OÙ VA L'éNERGIE DU FREINAGE?

L'énergie nécessaire au freinage sera dissipée de trois manières:

un tiers dans les disques

un tiers dans la ligne via les moteurs électriques

un tiers dans les rails par les patins à courants de Foucault.



Le problème du bruit n'est pas encore résolu

Sur ce dernier point, curieusement, GEC-Alsthom est beaucoup moins disert. Et pourtant... Le bruit aérodynamique augmente à la puissance 6 par rapport à la vitesse, et il vient s'ajouter au bruit de roulement. Ainsi, une rame Atlantique lancée à 350kilomètres/heure provoque un bruit de 96décibels à 25mètres, contre 92décibels à 300kilomètres/heure! A ce problème de bruit externe vient s'ajouter le casse-tête des bruits et vibrations internes. Avec, en particulier, les désagréments liés aux entrées de tunnel. "Nous comptons bien réduire le bruit en jouant sur le profil aérodynamique de notre véhicule", promet Jean-Claude Raoul. Cela reste complexe. GEC-Alsthom s'appuie sur les compétences de nombreux laboratoires: l'UTC de Compiègne, l'Université du Mans, le LMA à Marseille, l'Ecole centrale de Lyon et l'Insa de Lyon. "Nous développons un logiciel de modélisation des problèmes de vibrations et de bruit", indique Mohamed Hamdi, professeur à l'UTC et président de la société d'ingénierie Straco. Modéliser pour mieux comprendre et agir sur les sources de bruit, c'est bien.

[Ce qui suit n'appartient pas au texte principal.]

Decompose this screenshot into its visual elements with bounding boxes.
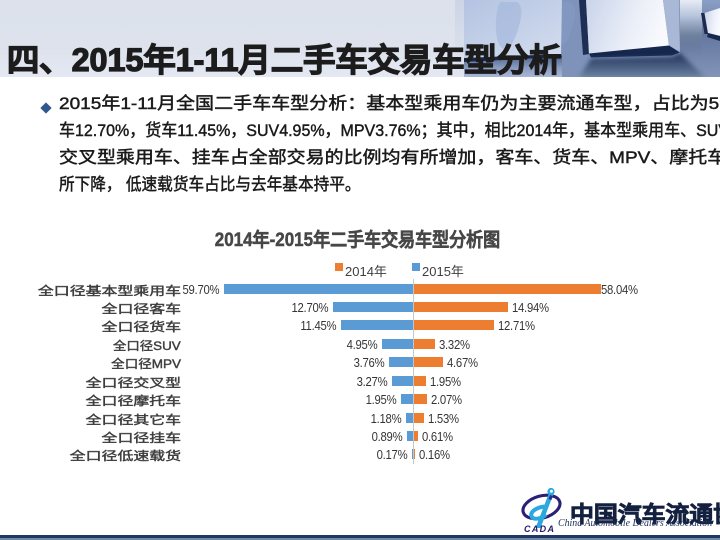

Mais cela suffira-t-il à réduire notablement le fléau des décibels? Un problème très complexe, de l'avis des spécialistes, que GEC-Alsthom devra impérativement résoudre. Faute de quoi, ce fameux TGV roulant à 350kilomètres/heure pourrait bien être boudé par nos voisins européens, et surtout par les Allemands, qui se targuent d'avoir rendu l'ICE moins bruyant que son concurrent français. Le TGV-NG cantonné à l'Hexagone? Impensable, pour un train adapté à tous les réseaux européens!